Hayat tarzı, insanın hayatını sürdürme biçimi ve davranışlarıdır. Hayat görüşü ise hayatı algılayış biçimidir. Özellikle Türkiye'de "hayat tarzına müdahale" söylemini, gerek siyasîlerin atışmalarında, gerekse gündemin diğer bileşenlerinde sık sık duymuşuzdur. Bu söylemin dile getirilmesi dahi, toplumun her kesimini kendi anlayışınca rahatsız eden çok hassas bir meseledir.
Hayat görüşü, hayat tarzını belirler. Hayat görüşünün -ki çoğu kez dünya görüşü de denir- ideolojiyle eş anlamlı olarak kullanılması uygun olmaz. Zira hayat görüşü ideolojiyi kapsayan, sınırları daha geniş bir alanı ifade eder. İdeoloji Üzerine başlıklı yazımda da belirttiğim gibi, insanlar dünyaya geldikleri çevrenin anlayışını benimserler ve büyük ölçüde o çevrenin potansiyeli doğrultusunda bir aydınlanma yaşayabilirler.
Hayat görüşünün belirlediği hayat tarzının müdafaası kişiler/kesimler için o kadar önemlidir ki, bunun sağlayıcısı veya koruyucusu olarak gördükleri kişilere karşı derin hissiyatlar beslerler, bu da siyasî ideoloji tercihindeki belirleyici bir unsurdur.

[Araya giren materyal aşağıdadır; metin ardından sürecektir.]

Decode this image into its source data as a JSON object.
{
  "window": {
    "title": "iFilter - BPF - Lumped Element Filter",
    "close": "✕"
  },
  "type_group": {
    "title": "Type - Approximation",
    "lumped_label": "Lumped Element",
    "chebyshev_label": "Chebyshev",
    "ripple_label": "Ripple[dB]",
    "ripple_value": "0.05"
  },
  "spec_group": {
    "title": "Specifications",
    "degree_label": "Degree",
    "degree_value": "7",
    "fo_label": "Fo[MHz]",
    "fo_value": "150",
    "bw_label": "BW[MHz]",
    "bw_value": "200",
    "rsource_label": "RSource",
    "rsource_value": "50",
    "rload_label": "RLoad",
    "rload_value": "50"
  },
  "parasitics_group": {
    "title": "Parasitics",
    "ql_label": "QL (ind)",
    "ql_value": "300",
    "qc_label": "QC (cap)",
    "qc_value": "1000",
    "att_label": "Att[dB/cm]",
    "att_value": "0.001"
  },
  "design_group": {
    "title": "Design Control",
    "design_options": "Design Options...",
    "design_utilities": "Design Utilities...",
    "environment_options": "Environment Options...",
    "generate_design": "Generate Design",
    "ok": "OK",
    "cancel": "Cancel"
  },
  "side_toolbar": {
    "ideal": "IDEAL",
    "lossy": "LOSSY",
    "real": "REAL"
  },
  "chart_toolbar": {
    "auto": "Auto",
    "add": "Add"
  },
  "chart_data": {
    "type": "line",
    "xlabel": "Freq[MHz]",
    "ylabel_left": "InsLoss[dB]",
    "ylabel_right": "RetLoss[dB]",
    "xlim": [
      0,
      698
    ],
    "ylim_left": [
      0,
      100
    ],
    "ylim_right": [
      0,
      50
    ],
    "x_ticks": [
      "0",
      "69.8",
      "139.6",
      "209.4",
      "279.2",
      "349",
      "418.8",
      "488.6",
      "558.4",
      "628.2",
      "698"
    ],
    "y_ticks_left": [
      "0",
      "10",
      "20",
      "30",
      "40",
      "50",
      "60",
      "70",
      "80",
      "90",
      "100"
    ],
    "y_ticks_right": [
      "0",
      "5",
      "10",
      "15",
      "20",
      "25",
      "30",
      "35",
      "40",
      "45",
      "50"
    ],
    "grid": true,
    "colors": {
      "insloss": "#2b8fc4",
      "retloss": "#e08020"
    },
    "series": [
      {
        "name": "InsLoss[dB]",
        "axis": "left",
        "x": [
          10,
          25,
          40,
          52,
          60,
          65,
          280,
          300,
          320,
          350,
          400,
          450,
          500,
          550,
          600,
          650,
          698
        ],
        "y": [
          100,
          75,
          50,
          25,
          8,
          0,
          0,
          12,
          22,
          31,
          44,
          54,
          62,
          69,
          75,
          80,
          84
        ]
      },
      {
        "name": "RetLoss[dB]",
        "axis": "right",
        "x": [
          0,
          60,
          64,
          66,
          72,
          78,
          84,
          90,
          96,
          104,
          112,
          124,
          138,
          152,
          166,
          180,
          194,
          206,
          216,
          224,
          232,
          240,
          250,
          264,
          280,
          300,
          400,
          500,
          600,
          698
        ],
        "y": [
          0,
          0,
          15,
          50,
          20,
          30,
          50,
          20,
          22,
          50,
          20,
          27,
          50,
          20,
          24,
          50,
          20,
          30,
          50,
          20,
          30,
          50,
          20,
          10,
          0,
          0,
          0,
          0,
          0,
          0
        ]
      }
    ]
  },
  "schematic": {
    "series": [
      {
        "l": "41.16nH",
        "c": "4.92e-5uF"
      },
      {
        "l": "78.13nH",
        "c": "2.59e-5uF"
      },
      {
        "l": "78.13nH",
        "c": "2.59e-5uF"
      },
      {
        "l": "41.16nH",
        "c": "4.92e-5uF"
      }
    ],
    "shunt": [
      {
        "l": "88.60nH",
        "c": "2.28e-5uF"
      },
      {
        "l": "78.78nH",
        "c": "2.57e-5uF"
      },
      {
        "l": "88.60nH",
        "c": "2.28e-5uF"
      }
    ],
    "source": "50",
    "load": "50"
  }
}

Yine ilgili yazımda saptadığım önemli bir çelişki de ideolojinin her şeye rağmen varlığını sürdürmesini açıklayan; içine doğulan çevrenin düşüncelerini -yine o çevre için- savunma refleksi ve doğru düşüncelere ilerlemek adına onları reddetme gerekliliğinin aynı anda var olmasıdır. Bu ideoloji kavramının temelindeki en büyük çelişkidir.
Toplumun tüm bu çelişkilere rağmen, sulh içinde ve birlikte yaşamasını istiyorsak, bazı önemli noktaları belirlememiz gerekir. Bu noktalardan başlıcası, gettolaşmanın, kamplaşmanın olmadığı, geçişkenliğin ve diyaloğun olduğu bir atmosferin sağlanmasıdır. Bunun için de asgari de olsa ortak bir anlayış ve ortak normlar gerekir.

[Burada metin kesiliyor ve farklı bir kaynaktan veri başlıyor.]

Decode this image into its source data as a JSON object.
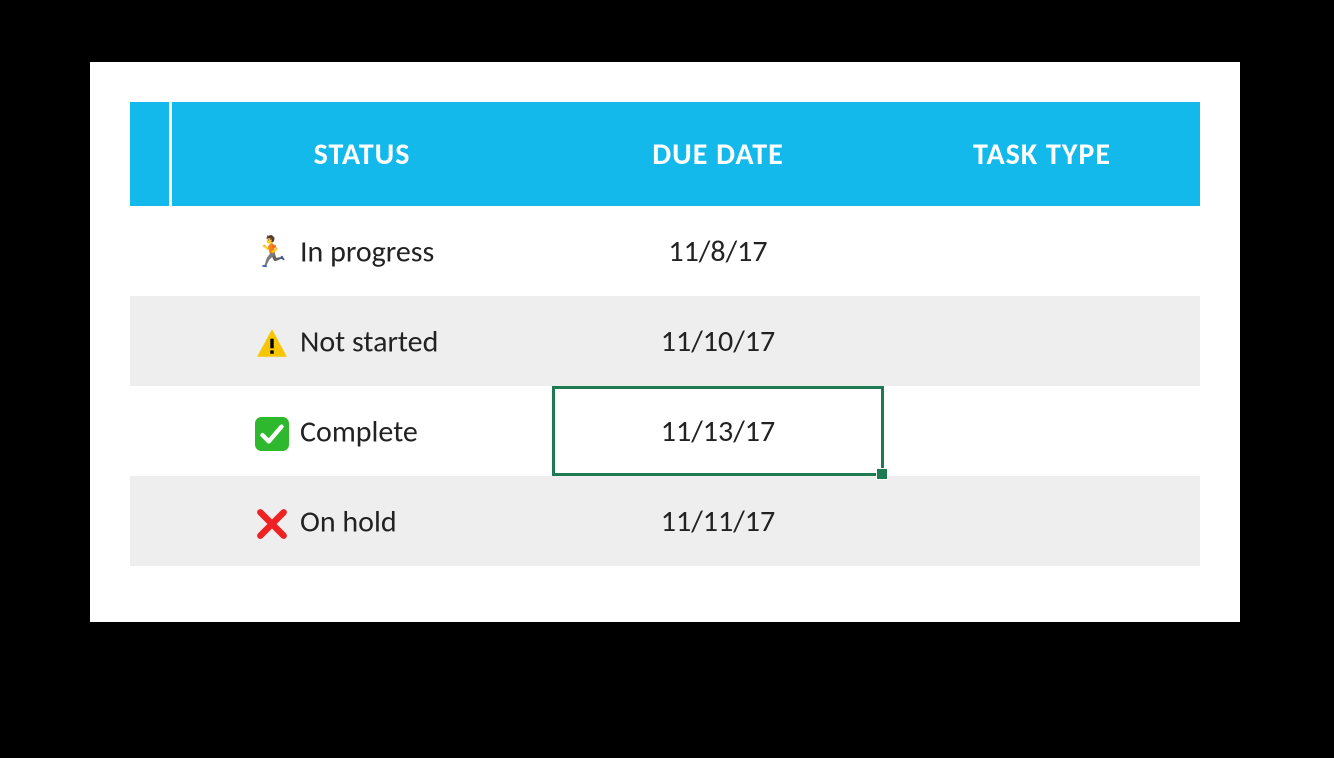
{
  "table": {
    "headers": {
      "blank": "",
      "status": "STATUS",
      "due_date": "DUE DATE",
      "task_type": "TASK TYPE"
    },
    "rows": [
      {
        "icon": "runner-icon",
        "status": "In progress",
        "due_date": "11/8/17",
        "task_type": ""
      },
      {
        "icon": "warning-icon",
        "status": "Not started",
        "due_date": "11/10/17",
        "task_type": ""
      },
      {
        "icon": "check-icon",
        "status": "Complete",
        "due_date": "11/13/17",
        "task_type": ""
      },
      {
        "icon": "cross-icon",
        "status": "On hold",
        "due_date": "11/11/17",
        "task_type": ""
      }
    ],
    "selected_cell": {
      "row": 2,
      "col": "due_date"
    }
  },
  "colors": {
    "header_bg": "#14B9EC",
    "selection": "#1e7a53",
    "row_alt": "#eeeeee"
  }
}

Gelişen teknolojiye ve inanılmaz boyutlara gelen iletişim imkânlarına rağmen, özellikle Türkiye'de kamplar arası iletişimin arttığını söylemek mümkün olmadığı gibi, ne yazık ki bunun tam tersi doğrudur. Büyük ölçüde siyasîlerin sonuçlarını gözardı ettikleri demeçlerle artan kamplaşma, mevzuubahis iletişim olanaklarını kamp içi propagandanın yürütülmesinde kullanmayı doğurmaktadır.
Ülkemizde öyle zannediyorum karşılıklı ataklarla çözülmesinin mümkün olmadığı artık ispatlanan bazı noktaların izahlarını, samimi olarak yapmayı gerekli buluyorum. Ortak normların oluşturulmasının engellenmesi sebebiyle, sonsuz tartışmaların yapıldığı üç önemli husus olduğu kanaatindeyim. Türkiye pratiğinde verilecek bu üç örnek; yılbaşı, heykel ve dans tartışmalarıdır.
Her sene diğer ülkeler yeni yılın gelişini kutlama heyecanı yaşarken bizde yine aynı tartışmalar çoktan başlamış olur. Yıllardan beri klişeleşen Ramazan ayı sorularını soran kitle gibi, yılbaşının Noel demek olmadığını anlamak istemeyen bir kitle söz konusudur. Bu kitle aynı zamanda, kendi tercihinin ötesinde diğer insanların tercihlerini belirleyecek şekilde kampanyalar düzenlemeye çalışır, ki asıl sıkıntı da tam burada başlar.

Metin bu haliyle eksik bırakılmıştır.